Minister for Gaeltacht Affairs Éamon Ó Cuív has acknowledged that a radical review of Irish language teaching in schools is necessary.
However, in a debate with Fine Gael leader Enda Kenny in Galway at the weekend, Mr Ó Cuív said there would be no change in Government policy in relation to Irish on the Leaving Certificate curriculum.
Mr Kenny has suggested the subject should be optional after the Junior Certificate. Significantly, Mr Ó Cuív said it was "farcical" that English and maths could be dropped after Junior Certificate, while Irish could not.
"Most parents ensure that their children don't drop English and maths, which is why we don't have a debate about it," Mr Ó Cuív said, during the debate hosted by the university's Cumann Eigse agus Seanchais and Conradh na Gaeilge on the Irish language budget.
There was an urgent need to undertake a radical review of Irish language teaching, he said.
"Irish reflects a unique heritage, and a world heritage which we hold in trust," he said. "It is only right that every child being educated in Ireland should have the right to be taught both languages in the first and second level systems."
There had been monumental mistakes in relation to Irish tuition, but it was not the abysmal failure that had been portrayed.
Some one million people said they knew Irish, and 100,000 said they spoke it daily, according to Census figures, and the growth in Gaelscoileanna showed that there was a continued demand for language tuition.
Fine Gael leader Enda Kenny said his proposal on optional Irish for the Leaving Certificate was only one part of a wider plan by his party to review the teaching of Irish. The Irish Language Commissioner had referred to a cost of €500 million for teaching Irish, but a significant number of students had no command of the language.

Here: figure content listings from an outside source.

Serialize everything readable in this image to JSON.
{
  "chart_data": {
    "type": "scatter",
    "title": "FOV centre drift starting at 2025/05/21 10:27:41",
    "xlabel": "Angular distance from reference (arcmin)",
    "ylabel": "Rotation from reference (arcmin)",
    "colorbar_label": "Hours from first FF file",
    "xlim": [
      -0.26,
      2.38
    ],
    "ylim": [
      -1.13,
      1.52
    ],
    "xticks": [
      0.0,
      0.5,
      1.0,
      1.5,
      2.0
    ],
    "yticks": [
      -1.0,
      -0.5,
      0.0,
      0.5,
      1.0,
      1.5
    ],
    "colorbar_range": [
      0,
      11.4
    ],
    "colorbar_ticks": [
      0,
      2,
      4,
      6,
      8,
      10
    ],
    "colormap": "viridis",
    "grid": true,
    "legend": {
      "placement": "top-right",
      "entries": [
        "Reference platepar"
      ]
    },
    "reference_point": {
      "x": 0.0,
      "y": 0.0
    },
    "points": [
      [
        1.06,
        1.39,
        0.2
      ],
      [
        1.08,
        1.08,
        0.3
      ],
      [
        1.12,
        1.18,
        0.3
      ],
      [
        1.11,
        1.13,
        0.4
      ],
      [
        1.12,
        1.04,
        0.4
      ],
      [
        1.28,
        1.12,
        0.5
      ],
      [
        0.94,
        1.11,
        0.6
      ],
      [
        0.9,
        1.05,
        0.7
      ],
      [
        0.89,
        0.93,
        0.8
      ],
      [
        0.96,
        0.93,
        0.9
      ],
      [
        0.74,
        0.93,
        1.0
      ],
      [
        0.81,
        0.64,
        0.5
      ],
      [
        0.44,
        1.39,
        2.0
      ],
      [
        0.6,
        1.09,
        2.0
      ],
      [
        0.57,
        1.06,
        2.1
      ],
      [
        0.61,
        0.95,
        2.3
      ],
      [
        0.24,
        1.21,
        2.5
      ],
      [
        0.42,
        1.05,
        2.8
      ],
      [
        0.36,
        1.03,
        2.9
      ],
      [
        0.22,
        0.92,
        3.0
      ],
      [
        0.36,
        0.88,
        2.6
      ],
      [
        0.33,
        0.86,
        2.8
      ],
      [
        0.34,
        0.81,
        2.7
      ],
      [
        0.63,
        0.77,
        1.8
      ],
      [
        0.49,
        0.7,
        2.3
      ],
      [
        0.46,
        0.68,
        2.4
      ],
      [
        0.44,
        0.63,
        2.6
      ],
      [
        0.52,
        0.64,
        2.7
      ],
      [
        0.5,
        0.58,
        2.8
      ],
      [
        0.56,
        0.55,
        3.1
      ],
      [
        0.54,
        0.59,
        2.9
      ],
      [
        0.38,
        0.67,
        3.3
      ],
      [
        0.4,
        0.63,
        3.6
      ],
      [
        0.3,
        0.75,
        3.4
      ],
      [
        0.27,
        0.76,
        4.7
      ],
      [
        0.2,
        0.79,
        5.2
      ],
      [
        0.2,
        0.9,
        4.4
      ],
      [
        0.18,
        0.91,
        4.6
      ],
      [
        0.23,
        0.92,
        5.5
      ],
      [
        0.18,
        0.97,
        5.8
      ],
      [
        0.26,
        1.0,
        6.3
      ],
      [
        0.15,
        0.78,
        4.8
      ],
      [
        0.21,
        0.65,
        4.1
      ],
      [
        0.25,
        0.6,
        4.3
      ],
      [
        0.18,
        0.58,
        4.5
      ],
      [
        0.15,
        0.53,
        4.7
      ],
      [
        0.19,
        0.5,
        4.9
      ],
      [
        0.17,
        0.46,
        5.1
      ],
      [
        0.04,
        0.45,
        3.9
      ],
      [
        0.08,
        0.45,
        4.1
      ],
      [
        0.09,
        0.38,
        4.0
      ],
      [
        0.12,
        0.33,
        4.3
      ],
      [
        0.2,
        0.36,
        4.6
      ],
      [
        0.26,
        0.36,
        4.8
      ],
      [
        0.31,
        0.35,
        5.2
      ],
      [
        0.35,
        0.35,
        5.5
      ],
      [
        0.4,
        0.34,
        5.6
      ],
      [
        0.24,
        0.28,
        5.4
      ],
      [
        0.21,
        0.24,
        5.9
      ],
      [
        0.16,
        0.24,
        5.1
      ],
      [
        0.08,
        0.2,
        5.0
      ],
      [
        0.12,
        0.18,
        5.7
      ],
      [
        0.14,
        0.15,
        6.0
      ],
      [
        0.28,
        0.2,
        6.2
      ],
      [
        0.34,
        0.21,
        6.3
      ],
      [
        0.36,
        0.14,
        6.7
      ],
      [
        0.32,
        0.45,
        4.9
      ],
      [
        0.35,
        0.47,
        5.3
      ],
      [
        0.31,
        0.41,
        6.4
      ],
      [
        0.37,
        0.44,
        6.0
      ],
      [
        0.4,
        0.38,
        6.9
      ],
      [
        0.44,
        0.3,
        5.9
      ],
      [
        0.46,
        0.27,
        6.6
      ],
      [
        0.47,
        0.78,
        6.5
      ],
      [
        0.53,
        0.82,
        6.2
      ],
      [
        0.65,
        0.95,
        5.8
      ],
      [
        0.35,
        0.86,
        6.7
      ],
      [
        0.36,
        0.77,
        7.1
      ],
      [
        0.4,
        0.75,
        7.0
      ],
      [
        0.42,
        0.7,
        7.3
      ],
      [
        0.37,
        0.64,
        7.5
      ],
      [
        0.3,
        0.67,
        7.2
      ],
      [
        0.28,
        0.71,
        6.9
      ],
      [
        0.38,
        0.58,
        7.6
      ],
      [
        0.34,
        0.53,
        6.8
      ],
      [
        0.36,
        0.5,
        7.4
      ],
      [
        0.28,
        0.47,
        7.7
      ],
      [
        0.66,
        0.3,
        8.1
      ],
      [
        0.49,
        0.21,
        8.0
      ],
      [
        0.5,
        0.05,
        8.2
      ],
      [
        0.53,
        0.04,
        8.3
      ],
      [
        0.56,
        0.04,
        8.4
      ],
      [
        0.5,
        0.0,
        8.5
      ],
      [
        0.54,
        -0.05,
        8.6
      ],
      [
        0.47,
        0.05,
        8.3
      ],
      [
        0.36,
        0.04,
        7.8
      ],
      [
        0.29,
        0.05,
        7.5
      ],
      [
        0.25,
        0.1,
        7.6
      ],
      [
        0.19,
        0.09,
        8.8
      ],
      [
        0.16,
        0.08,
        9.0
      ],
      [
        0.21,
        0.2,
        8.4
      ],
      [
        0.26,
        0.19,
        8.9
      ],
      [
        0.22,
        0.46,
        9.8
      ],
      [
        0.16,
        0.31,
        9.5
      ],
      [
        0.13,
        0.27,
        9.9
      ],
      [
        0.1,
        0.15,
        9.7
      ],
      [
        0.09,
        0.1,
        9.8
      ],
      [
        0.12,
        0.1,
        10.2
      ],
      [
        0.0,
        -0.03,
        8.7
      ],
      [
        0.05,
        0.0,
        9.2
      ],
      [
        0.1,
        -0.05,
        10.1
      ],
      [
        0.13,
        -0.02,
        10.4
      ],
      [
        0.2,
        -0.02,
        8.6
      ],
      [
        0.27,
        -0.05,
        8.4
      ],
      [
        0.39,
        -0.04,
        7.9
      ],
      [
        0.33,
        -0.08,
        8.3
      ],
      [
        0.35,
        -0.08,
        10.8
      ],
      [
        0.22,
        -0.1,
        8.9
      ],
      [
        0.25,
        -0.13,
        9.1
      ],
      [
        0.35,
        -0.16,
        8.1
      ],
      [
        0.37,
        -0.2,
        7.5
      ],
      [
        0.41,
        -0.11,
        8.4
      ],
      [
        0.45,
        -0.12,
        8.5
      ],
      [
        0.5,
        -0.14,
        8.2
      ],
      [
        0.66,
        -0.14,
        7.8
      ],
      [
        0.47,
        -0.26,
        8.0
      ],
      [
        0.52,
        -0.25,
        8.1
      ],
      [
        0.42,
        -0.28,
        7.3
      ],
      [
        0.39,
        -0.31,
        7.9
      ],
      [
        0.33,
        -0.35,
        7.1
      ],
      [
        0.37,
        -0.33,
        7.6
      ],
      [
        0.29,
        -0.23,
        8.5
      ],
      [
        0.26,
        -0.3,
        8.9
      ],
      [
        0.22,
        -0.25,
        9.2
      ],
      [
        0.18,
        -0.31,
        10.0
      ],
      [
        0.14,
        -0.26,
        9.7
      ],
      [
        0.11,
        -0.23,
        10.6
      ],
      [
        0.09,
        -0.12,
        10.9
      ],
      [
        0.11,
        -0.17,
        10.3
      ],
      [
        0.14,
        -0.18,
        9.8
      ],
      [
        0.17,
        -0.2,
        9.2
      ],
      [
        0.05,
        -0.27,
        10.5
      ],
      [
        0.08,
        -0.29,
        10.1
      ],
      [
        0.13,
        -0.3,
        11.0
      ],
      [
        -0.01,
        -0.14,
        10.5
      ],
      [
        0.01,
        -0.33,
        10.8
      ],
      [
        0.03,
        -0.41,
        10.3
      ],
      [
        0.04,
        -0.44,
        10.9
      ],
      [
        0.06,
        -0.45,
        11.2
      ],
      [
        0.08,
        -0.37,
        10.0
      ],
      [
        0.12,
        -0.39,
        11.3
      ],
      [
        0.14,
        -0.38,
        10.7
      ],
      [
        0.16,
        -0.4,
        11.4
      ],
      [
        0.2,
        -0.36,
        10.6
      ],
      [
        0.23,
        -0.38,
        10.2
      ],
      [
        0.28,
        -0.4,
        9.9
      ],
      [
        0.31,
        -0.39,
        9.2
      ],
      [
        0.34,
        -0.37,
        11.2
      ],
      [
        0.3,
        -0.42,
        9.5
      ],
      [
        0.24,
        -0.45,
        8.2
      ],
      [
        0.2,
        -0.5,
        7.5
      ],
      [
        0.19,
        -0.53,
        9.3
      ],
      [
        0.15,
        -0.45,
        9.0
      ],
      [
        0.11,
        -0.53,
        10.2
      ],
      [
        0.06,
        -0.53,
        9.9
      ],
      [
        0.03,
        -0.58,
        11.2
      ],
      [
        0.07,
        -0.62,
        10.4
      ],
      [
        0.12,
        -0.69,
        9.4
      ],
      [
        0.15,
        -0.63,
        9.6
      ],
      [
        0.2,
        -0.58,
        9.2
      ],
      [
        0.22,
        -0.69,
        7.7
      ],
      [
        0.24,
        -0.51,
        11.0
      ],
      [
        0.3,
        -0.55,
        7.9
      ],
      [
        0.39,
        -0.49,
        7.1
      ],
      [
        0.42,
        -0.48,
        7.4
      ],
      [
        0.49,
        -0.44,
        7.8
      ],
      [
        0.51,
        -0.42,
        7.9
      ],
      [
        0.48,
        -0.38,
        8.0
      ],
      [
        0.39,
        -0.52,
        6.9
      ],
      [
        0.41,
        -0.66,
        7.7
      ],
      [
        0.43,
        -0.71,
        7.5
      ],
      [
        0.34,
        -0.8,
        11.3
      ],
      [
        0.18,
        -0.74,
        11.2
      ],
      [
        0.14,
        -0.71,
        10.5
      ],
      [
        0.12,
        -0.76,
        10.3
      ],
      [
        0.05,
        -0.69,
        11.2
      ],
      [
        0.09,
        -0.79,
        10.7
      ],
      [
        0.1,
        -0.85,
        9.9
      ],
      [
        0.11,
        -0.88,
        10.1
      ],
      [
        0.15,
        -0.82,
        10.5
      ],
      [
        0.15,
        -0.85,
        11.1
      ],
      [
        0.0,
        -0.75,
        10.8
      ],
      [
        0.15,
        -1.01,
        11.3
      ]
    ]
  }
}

"I genuinely believe that we have to have a national audit of the language, encompassing value for money, and we need to set realistic proposals for its future." Yet there was much "hypocrisy", with only two Irish language inspectors in the State to cover 700 secondary schools, 100 Irish-speaking children in Connemara who had no access to speech therapy in their mother tongue, and no one in the Dáil secretariat capable of answering a letter in Irish.
If fundamentals at primary level focused on oral, rather than written, Irish and if there was a radical review, children might want to continue the subject after Junior Certificate, he said.